Releases: MaverickHQ/executable-world-models
v0.8.5.1 — Evidence Policy Feedback Loop
This release completes the deterministic policy feedback loop for Executable World Models.
What changed:
- Added evidence-policy feedback layer
- Experiments can now influence future trading decisions
- Added policy module, policy builder, and policy feedback demo
- Added tests for evidence-policy and feedback loop
- Fixed deployed health version alignment
Why it matters:
The architecture now closes the loop from environment interaction to trajectories, evaluation, experiments, evidence datasets, policy updates, and improved future decisions.
This is deterministic policy feedback, not reinforcement learning.

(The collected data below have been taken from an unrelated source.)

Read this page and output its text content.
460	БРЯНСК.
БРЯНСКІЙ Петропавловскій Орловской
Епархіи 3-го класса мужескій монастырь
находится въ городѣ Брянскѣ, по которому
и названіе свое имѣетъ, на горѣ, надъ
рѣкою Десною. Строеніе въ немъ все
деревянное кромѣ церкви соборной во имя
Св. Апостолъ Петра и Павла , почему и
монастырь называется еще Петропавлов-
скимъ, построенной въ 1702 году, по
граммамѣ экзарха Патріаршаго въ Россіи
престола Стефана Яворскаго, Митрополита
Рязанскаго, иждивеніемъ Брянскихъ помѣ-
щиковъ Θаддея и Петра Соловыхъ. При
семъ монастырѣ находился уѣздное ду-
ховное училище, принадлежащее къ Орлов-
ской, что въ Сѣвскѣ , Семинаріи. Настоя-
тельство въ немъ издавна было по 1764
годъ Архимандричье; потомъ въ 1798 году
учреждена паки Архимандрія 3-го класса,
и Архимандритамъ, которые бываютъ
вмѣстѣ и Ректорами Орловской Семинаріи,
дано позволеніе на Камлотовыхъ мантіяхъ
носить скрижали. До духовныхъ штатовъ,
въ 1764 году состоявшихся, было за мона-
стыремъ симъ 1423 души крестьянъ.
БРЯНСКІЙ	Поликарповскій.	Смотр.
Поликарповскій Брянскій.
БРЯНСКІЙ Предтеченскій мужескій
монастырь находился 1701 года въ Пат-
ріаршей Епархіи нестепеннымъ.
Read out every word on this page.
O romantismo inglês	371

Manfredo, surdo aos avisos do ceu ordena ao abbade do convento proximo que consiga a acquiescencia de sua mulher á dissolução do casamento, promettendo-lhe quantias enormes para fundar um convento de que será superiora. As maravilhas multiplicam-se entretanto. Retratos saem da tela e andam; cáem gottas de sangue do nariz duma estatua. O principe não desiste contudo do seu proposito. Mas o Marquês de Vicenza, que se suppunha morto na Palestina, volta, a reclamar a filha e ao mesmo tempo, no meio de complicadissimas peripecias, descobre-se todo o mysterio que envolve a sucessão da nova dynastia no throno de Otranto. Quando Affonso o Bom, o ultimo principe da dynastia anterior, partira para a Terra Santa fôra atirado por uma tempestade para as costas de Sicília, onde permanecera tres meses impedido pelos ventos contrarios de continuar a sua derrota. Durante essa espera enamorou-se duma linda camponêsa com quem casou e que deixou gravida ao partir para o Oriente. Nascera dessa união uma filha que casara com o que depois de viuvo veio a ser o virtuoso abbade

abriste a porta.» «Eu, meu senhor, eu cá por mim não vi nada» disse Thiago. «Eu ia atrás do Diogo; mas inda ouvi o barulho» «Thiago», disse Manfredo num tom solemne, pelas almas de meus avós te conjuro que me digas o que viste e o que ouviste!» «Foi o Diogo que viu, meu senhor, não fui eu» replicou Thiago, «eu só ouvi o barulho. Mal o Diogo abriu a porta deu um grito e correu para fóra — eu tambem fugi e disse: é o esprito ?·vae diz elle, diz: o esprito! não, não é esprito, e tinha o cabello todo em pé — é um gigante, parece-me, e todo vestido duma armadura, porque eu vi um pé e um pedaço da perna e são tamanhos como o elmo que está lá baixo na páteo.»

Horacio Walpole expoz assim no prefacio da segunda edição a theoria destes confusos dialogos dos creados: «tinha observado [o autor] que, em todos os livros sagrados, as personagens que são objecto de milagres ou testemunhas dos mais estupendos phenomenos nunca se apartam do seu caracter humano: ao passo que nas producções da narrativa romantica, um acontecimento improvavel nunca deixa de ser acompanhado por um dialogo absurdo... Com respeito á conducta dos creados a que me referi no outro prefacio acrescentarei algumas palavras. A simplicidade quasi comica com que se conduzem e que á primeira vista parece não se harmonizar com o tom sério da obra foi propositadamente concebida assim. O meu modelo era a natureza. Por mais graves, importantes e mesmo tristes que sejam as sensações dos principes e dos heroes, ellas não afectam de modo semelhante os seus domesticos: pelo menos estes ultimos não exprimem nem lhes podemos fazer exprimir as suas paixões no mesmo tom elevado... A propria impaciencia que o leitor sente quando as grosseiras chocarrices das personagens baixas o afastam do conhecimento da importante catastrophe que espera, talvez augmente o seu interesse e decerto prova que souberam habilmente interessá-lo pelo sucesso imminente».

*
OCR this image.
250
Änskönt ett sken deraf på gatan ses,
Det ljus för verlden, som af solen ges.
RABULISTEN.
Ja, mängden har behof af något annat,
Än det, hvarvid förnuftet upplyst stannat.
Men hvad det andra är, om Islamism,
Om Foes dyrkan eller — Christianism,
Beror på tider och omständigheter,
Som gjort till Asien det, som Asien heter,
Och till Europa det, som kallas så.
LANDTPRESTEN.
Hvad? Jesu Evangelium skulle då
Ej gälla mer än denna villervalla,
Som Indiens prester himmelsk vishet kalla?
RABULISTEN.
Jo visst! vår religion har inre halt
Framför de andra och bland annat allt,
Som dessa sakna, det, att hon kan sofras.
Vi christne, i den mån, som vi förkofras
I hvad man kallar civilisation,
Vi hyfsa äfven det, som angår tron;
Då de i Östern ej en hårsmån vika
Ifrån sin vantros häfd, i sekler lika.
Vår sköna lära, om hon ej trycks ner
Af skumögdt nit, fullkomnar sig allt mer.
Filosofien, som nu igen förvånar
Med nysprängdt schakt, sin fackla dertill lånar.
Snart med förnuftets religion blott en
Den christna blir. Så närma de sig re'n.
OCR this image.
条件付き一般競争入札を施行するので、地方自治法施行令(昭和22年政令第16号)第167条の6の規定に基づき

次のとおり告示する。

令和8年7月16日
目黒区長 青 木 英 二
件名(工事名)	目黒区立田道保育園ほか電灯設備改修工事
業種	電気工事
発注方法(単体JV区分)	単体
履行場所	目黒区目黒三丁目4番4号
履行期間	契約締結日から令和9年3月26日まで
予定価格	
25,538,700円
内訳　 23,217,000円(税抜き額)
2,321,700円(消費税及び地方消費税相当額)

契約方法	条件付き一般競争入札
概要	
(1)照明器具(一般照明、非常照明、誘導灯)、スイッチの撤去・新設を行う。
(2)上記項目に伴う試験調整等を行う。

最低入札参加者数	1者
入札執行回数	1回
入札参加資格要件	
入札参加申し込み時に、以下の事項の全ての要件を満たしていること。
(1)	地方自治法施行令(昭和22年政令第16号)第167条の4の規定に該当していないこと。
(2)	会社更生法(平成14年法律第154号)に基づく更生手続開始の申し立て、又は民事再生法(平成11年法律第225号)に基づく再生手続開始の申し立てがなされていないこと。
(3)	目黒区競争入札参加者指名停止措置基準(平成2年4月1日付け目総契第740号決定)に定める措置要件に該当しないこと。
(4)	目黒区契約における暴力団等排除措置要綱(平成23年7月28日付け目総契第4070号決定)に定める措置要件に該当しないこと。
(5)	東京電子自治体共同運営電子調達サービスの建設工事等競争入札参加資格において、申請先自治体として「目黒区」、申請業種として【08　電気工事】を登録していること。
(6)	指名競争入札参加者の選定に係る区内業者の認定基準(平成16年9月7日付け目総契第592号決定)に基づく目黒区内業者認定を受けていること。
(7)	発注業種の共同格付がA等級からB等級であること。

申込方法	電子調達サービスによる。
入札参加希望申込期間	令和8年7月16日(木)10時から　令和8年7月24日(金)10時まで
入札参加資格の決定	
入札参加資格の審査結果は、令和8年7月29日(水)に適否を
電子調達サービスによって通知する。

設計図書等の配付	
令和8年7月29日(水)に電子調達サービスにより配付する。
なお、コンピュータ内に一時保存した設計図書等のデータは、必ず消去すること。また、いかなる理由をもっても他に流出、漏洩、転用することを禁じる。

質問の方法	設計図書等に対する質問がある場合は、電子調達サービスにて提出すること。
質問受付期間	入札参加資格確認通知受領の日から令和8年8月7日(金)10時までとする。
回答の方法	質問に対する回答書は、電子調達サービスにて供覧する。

v0.8.3 – Structural Evaluation Layer
0.8.3 introduces the first formal evaluation layer for Executable World Models.
This release adds deterministic, schema-aware structural evaluation for both single runs and experiments, built on top of the canonical v2 manifest schema.
Run-Level Structural Evaluation
Evaluate a single run’s artifacts:
ewm run evaluate --artifacts-dir <path>
ewm run evaluate --artifacts-dir <root> --run-id <id>
Produces:
• Deterministic evaluation.json
• Integrity validation (manifest v2 enforcement)
• Constraint checks (runtime_budgets_max_steps, policy_limits)
• Structural metrics (steps_executed, truncated_by_budget)
Key properties:
• Deterministic output (no timestamps)
• Stable error codes (manifest_missing, run_id_mismatch, etc.)
• Writes evaluation output even on failure
• No AWS or network dependencies
Experiment-Level Structural Aggregation
Aggregate metrics across multiple runs:
ewm experiment evaluate --experiment-dir <path>
Produces:
• evaluation_summary.json
• evaluation_runs.csv
Metrics include:
• total_runs
• avg_steps_executed
• pct_truncated_by_budget
• integrity summaries
• per-run structural results
• Manifest v2 canonical schema enforced
• Deterministic JSON (sort_keys=True)
• No optional dependency coupling
• No runtime/AWS imports in evaluation layer
• 231 unit tests passing
• Full AWS integration suite passing
• Observability validation passing
⸻
🧪 CLI Examples
Single run:
ewm run evaluate --artifacts-dir tmp/artifacts --run-id abc-123
Experiment:
ewm experiment evaluate --experiment-dir tmp/experiment_001
📦 Technical Notes
• runtime_budgets_max_steps is canonical (runtime_budget_max_steps retained for backward compatibility)
• integrity_errors now use stable error codes
• Evaluation writes output even if manifest invalid
• correlation_id remains canonical; trace_id retained for backward compatibility
v0.8.2.3
Stability & Test Baseline Release
This patch release improves CLI robustness and establishes a clean-green test baseline across local and AWS environments.
Improvements
- Lazy CLI import for experiment command: Optional dependencies are no longer required for non-experiment commands (mode, env, target, cost, runs, etc.).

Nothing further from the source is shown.